BEIJING – China and Russia began the second stage of their first joint military drills early Saturday, shifting to China’s northeast coast after two days of exercises near the Russian port of Vladivostok, the Chinese government said. The war games are the result of warming ties between former Cold War enemies Moscow and Beijing, motivated by growing concern at U.S. dominance of world affairs.
The drills near Qingdao, the site of a major Chinese naval base on the Shandong peninsula in the Yellow Sea, are to include a joint landing to practice stabilizing a fictional country.
About 7,000 Chinese troops and 1,800 Russians with ships, fighter planes and amphibious vehicles are taking part in “Peace Mission 2005,” Chinese state television said.
The joint practice is meant to improve cooperation in “dealing with crises and organizing coordinated actions in the backdrop of the fight against terrorism, separatism and extremism,” China’s official Xinhua News Agency said.
The midday national television news showed Chinese troops splashing through the surf in amphibious armored craft and sailors in a Chinese warship’s command center, though it didn’t say whether those activities occurred Saturday.
State television also showed Russian fighters and cargo planes landing at a Chinese military base and Russian troops unloading an armored vehicle. A Chinese schoolgirl presented a bouquet of flowers to a Russian naval officer.

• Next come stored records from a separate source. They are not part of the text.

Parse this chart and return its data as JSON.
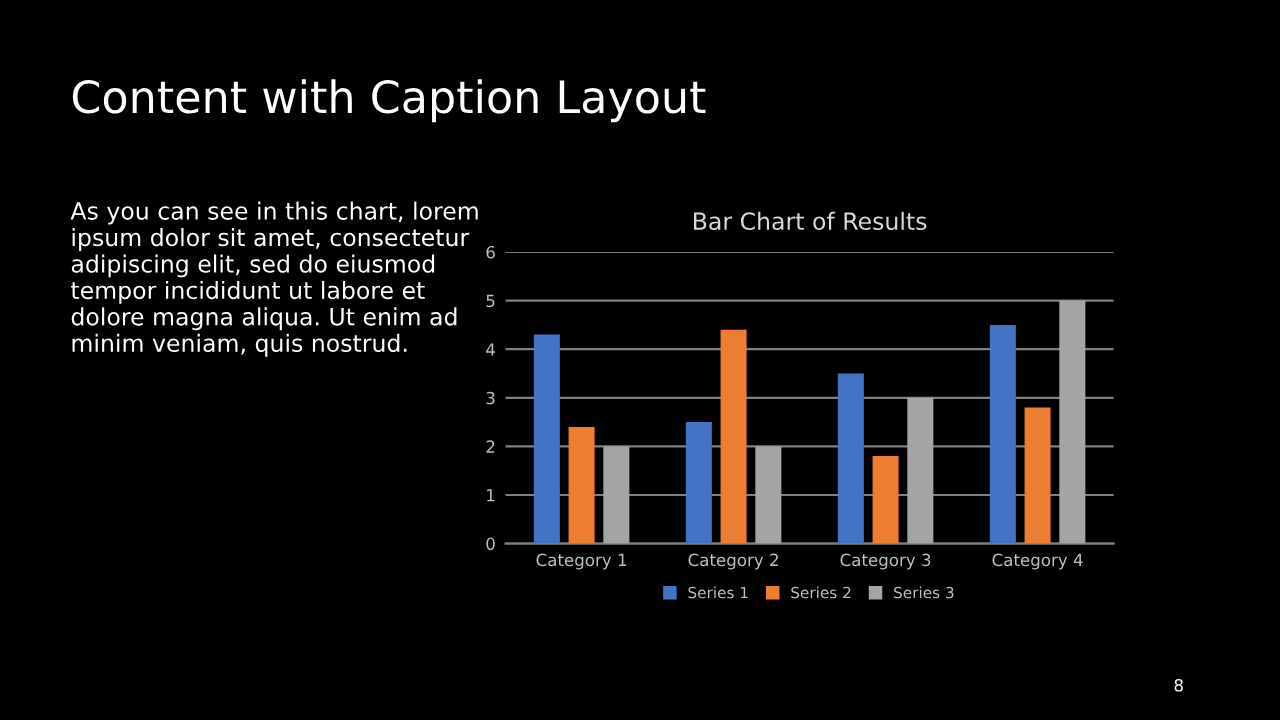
{
  "chart_data": {
    "type": "bar",
    "title": "Bar Chart of Results",
    "categories": [
      "Category 1",
      "Category 2",
      "Category 3",
      "Category 4"
    ],
    "series": [
      {
        "name": "Series 1",
        "color": "#4472c4",
        "values": [
          4.3,
          2.5,
          3.5,
          4.5
        ]
      },
      {
        "name": "Series 2",
        "color": "#ed7d31",
        "values": [
          2.4,
          4.4,
          1.8,
          2.8
        ]
      },
      {
        "name": "Series 3",
        "color": "#a5a5a5",
        "values": [
          2,
          2,
          3,
          5
        ]
      }
    ],
    "ylim": [
      0,
      6
    ],
    "yticks": [
      0,
      1,
      2,
      3,
      4,
      5,
      6
    ],
    "grid": "y",
    "legend": "bottom",
    "annotations": [
      "Content with Caption Layout",
      "As you can see in this chart, lorem ipsum dolor sit amet, consectetur adipiscing elit, sed do eiusmod tempor incididunt ut labore et dolore magna aliqua. Ut enim ad minim veniam, quis nostrud.",
      "8"
    ]
  }
}
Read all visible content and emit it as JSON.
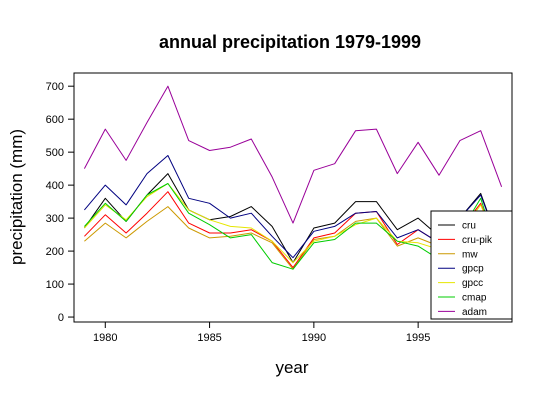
{
  "chart_data": {
    "type": "line",
    "title": "annual precipitation 1979-1999",
    "xlabel": "year",
    "ylabel": "precipitation (mm)",
    "xlim": [
      1978.5,
      1999.5
    ],
    "ylim": [
      -15,
      740
    ],
    "x_ticks": [
      1980,
      1985,
      1990,
      1995
    ],
    "y_ticks": [
      0,
      100,
      200,
      300,
      400,
      500,
      600,
      700
    ],
    "grid": false,
    "legend_position": "bottom-right",
    "x": [
      1979,
      1980,
      1981,
      1982,
      1983,
      1984,
      1985,
      1986,
      1987,
      1988,
      1989,
      1990,
      1991,
      1992,
      1993,
      1994,
      1995,
      1996,
      1997,
      1998,
      1999
    ],
    "series": [
      {
        "name": "cru",
        "color": "#000000",
        "values": [
          270,
          360,
          290,
          370,
          435,
          325,
          295,
          305,
          335,
          275,
          165,
          270,
          285,
          350,
          350,
          265,
          300,
          245,
          300,
          375,
          200
        ]
      },
      {
        "name": "cru-pik",
        "color": "#ff0000",
        "values": [
          245,
          310,
          255,
          315,
          380,
          285,
          255,
          255,
          265,
          230,
          150,
          240,
          255,
          315,
          320,
          220,
          265,
          225,
          265,
          345,
          180
        ]
      },
      {
        "name": "mw",
        "color": "#cc9900",
        "values": [
          230,
          285,
          240,
          290,
          335,
          270,
          240,
          245,
          255,
          225,
          145,
          235,
          245,
          290,
          300,
          215,
          240,
          215,
          245,
          300,
          170
        ]
      },
      {
        "name": "gpcp",
        "color": "#000080",
        "values": [
          325,
          400,
          340,
          435,
          490,
          360,
          345,
          300,
          315,
          245,
          180,
          260,
          275,
          315,
          320,
          240,
          265,
          225,
          300,
          370,
          200
        ]
      },
      {
        "name": "gpcc",
        "color": "#e6e600",
        "values": [
          270,
          340,
          295,
          365,
          405,
          325,
          295,
          275,
          270,
          230,
          165,
          230,
          245,
          280,
          300,
          230,
          225,
          205,
          255,
          340,
          185
        ]
      },
      {
        "name": "cmap",
        "color": "#00cc00",
        "values": [
          275,
          345,
          290,
          370,
          405,
          315,
          280,
          240,
          250,
          165,
          145,
          225,
          235,
          285,
          285,
          230,
          215,
          175,
          255,
          360,
          160
        ]
      },
      {
        "name": "adam",
        "color": "#990099",
        "values": [
          450,
          570,
          475,
          590,
          700,
          535,
          505,
          515,
          540,
          425,
          285,
          445,
          465,
          565,
          570,
          435,
          530,
          430,
          535,
          565,
          395
        ]
      }
    ]
  }
}
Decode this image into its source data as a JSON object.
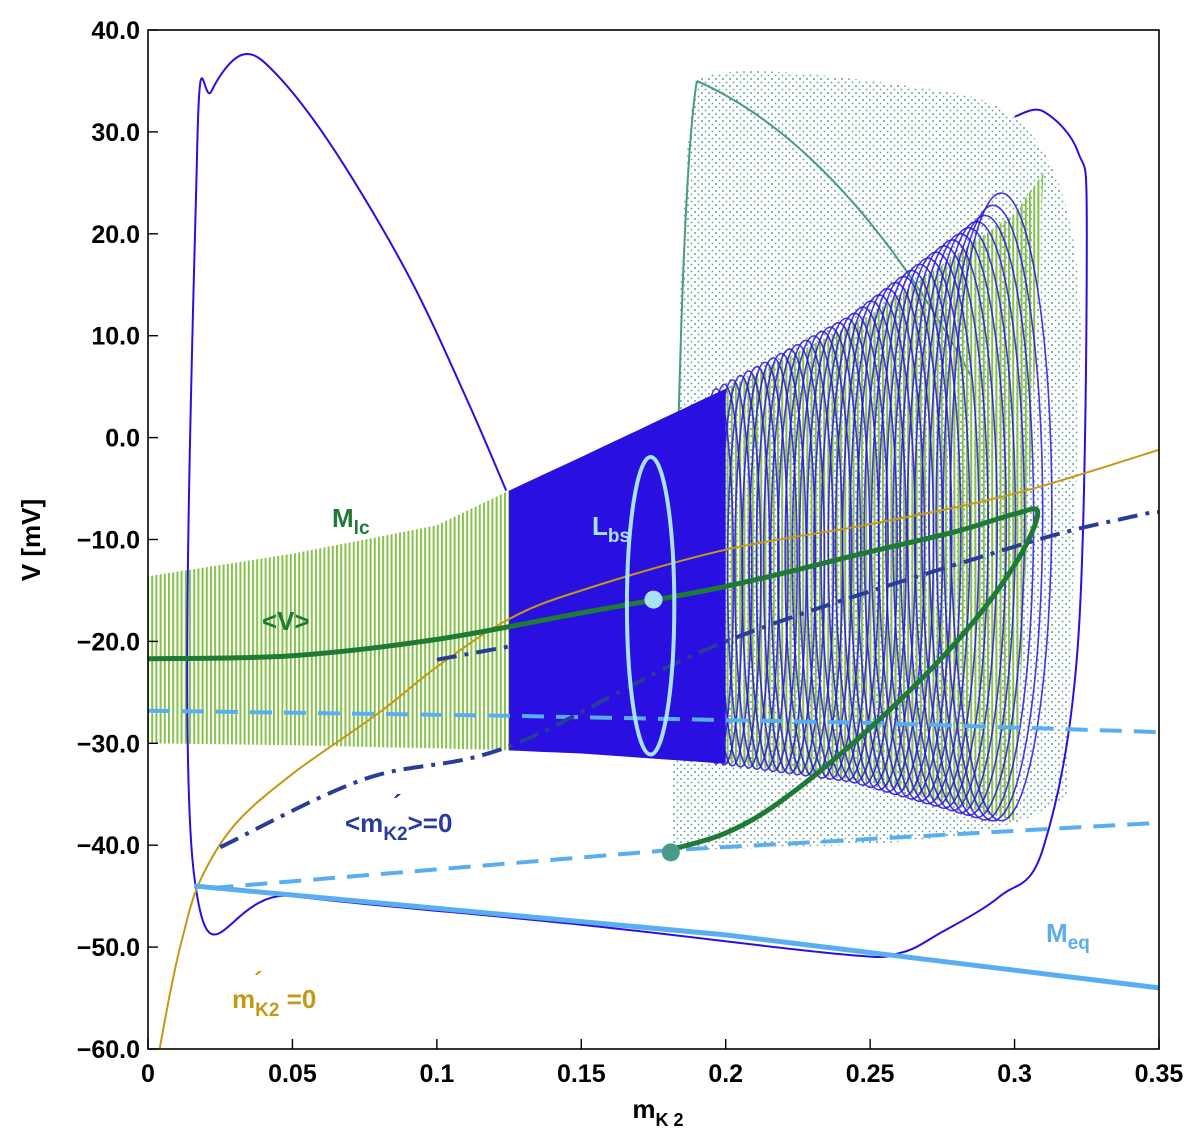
{
  "chart_data": {
    "type": "line",
    "xlabel": {
      "main": "m",
      "sub": "K 2"
    },
    "ylabel": "V [mV]",
    "xlim": [
      0,
      0.35
    ],
    "ylim": [
      -60,
      40
    ],
    "x_ticks": [
      "0",
      "0.05",
      "0.1",
      "0.15",
      "0.2",
      "0.25",
      "0.3",
      "0.35"
    ],
    "y_ticks": [
      "40.0",
      "30.0",
      "20.0",
      "10.0",
      "0.0",
      "−10.0",
      "−20.0",
      "−30.0",
      "−40.0",
      "−50.0",
      "−60.0"
    ],
    "grid": false,
    "colors": {
      "orbit": "#2a10e0",
      "lc_band": "#86c14a",
      "teal_dots": "#4a9a8a",
      "mean_v": "#1f7a35",
      "eq": "#5aaef0",
      "avg_null": "#283c9a",
      "nullcline": "#c29a16",
      "lbs": "#a9e2f6"
    },
    "annotations": [
      {
        "id": "mlc",
        "main": "M",
        "sub": "lc",
        "color": "#1f7a35"
      },
      {
        "id": "lbs",
        "main": "L",
        "sub": "bs",
        "color": "#a9e2f6"
      },
      {
        "id": "meanv",
        "text": "<V>",
        "color": "#1f7a35"
      },
      {
        "id": "avgnull",
        "main": "<m",
        "sub": "K2",
        "tail": ">=0",
        "prime": "´",
        "color": "#283c9a"
      },
      {
        "id": "meq",
        "main": "M",
        "sub": "eq",
        "color": "#5aaef0"
      },
      {
        "id": "nullk2",
        "main": "m",
        "sub": "K2",
        "tail": " =0",
        "prime": "´",
        "color": "#c29a16"
      }
    ],
    "series": [
      {
        "id": "nullcline",
        "style": "solid",
        "points": [
          [
            0.004,
            -60
          ],
          [
            0.008,
            -54
          ],
          [
            0.012,
            -49
          ],
          [
            0.018,
            -43.5
          ],
          [
            0.03,
            -38
          ],
          [
            0.05,
            -33
          ],
          [
            0.08,
            -27
          ],
          [
            0.1,
            -22.5
          ],
          [
            0.125,
            -17.8
          ],
          [
            0.15,
            -15
          ],
          [
            0.2,
            -11
          ],
          [
            0.25,
            -8.5
          ],
          [
            0.3,
            -5.5
          ],
          [
            0.35,
            -1.2
          ]
        ]
      },
      {
        "id": "meq_stable",
        "style": "solid",
        "points": [
          [
            0.016,
            -44
          ],
          [
            0.2,
            -48.8
          ],
          [
            0.35,
            -54
          ]
        ]
      },
      {
        "id": "meq_lower_unstable",
        "style": "dashed",
        "points": [
          [
            0.022,
            -44.2
          ],
          [
            0.18,
            -40.5
          ],
          [
            0.35,
            -37.8
          ]
        ]
      },
      {
        "id": "meq_upper_unstable",
        "style": "dashed",
        "points": [
          [
            0,
            -26.8
          ],
          [
            0.125,
            -27.3
          ],
          [
            0.25,
            -28
          ],
          [
            0.35,
            -28.9
          ]
        ]
      },
      {
        "id": "avg_mk2_null",
        "style": "dashdot",
        "points": [
          [
            0.025,
            -40.2
          ],
          [
            0.075,
            -33.5
          ],
          [
            0.125,
            -30.3
          ],
          [
            0.2,
            -20
          ],
          [
            0.3,
            -10.7
          ],
          [
            0.34,
            -7.8
          ],
          [
            0.35,
            -7.3
          ]
        ]
      },
      {
        "id": "avg_mk2_null_upper",
        "style": "dashdot",
        "points": [
          [
            0.1,
            -21.8
          ],
          [
            0.125,
            -20.5
          ]
        ]
      },
      {
        "id": "mean_v",
        "style": "solid",
        "points": [
          [
            0,
            -21.7
          ],
          [
            0.05,
            -21.4
          ],
          [
            0.1,
            -19.8
          ],
          [
            0.15,
            -17.2
          ],
          [
            0.2,
            -14.6
          ],
          [
            0.25,
            -11.2
          ],
          [
            0.28,
            -9.2
          ],
          [
            0.3,
            -7.5
          ],
          [
            0.308,
            -7.4
          ],
          [
            0.3,
            -12.5
          ],
          [
            0.28,
            -20
          ],
          [
            0.25,
            -28.5
          ],
          [
            0.22,
            -35.5
          ],
          [
            0.2,
            -38.8
          ],
          [
            0.18,
            -40.5
          ]
        ]
      },
      {
        "id": "lc_upper_envelope",
        "style": "band",
        "points": [
          [
            0,
            -13.6
          ],
          [
            0.05,
            -11.4
          ],
          [
            0.1,
            -8.6
          ],
          [
            0.125,
            -5.2
          ],
          [
            0.15,
            -1.9
          ],
          [
            0.2,
            4.8
          ],
          [
            0.25,
            12
          ],
          [
            0.3,
            22
          ],
          [
            0.31,
            26
          ]
        ]
      },
      {
        "id": "lc_lower_envelope",
        "style": "band",
        "points": [
          [
            0,
            -30
          ],
          [
            0.05,
            -30.2
          ],
          [
            0.1,
            -30.5
          ],
          [
            0.125,
            -30.7
          ],
          [
            0.15,
            -31
          ],
          [
            0.2,
            -32
          ],
          [
            0.25,
            -33.8
          ],
          [
            0.3,
            -37.6
          ]
        ]
      },
      {
        "id": "big_orbit",
        "style": "solid",
        "points": [
          [
            0.124,
            -5.2
          ],
          [
            0.11,
            4
          ],
          [
            0.09,
            16
          ],
          [
            0.065,
            28
          ],
          [
            0.045,
            35.5
          ],
          [
            0.033,
            37.6
          ],
          [
            0.022,
            34
          ],
          [
            0.017,
            28
          ],
          [
            0.016,
            -43
          ],
          [
            0.05,
            -45
          ],
          [
            0.15,
            -47.8
          ],
          [
            0.24,
            -50.7
          ],
          [
            0.26,
            -50.6
          ],
          [
            0.275,
            -48.5
          ],
          [
            0.295,
            -45
          ],
          [
            0.31,
            -40.2
          ],
          [
            0.322,
            -20
          ],
          [
            0.325,
            20
          ],
          [
            0.322,
            28
          ],
          [
            0.31,
            32
          ],
          [
            0.3,
            31.5
          ]
        ]
      },
      {
        "id": "torus_spiral",
        "style": "loops",
        "points": [
          [
            0.125,
            -5
          ],
          [
            0.31,
            -37
          ]
        ]
      }
    ],
    "points": [
      {
        "id": "lbs_dot",
        "x": 0.175,
        "y": -15.9,
        "color": "#a9e2f6"
      },
      {
        "id": "saddle_dot",
        "x": 0.181,
        "y": -40.7,
        "color": "#4a9a8a"
      }
    ],
    "lbs_ellipse": {
      "cx": 0.174,
      "cy": -16.5,
      "rx": 0.0082,
      "ry": 14.6
    }
  }
}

The exercise Saturday was to include 14 ships and about 50 Russian and Chinese warplanes, according to Russia’s ITAR-Tass news agency.
It will include the midair refueling of Russian-made Chinese Sukhoi-30 interceptors by a Russian flying tanker, ITAR-Tass said.
China’s secretive military has barred most foreign reporters from watching the exercises.
ITAR-Tass said even Russian correspondents were refused access to Chinese forces.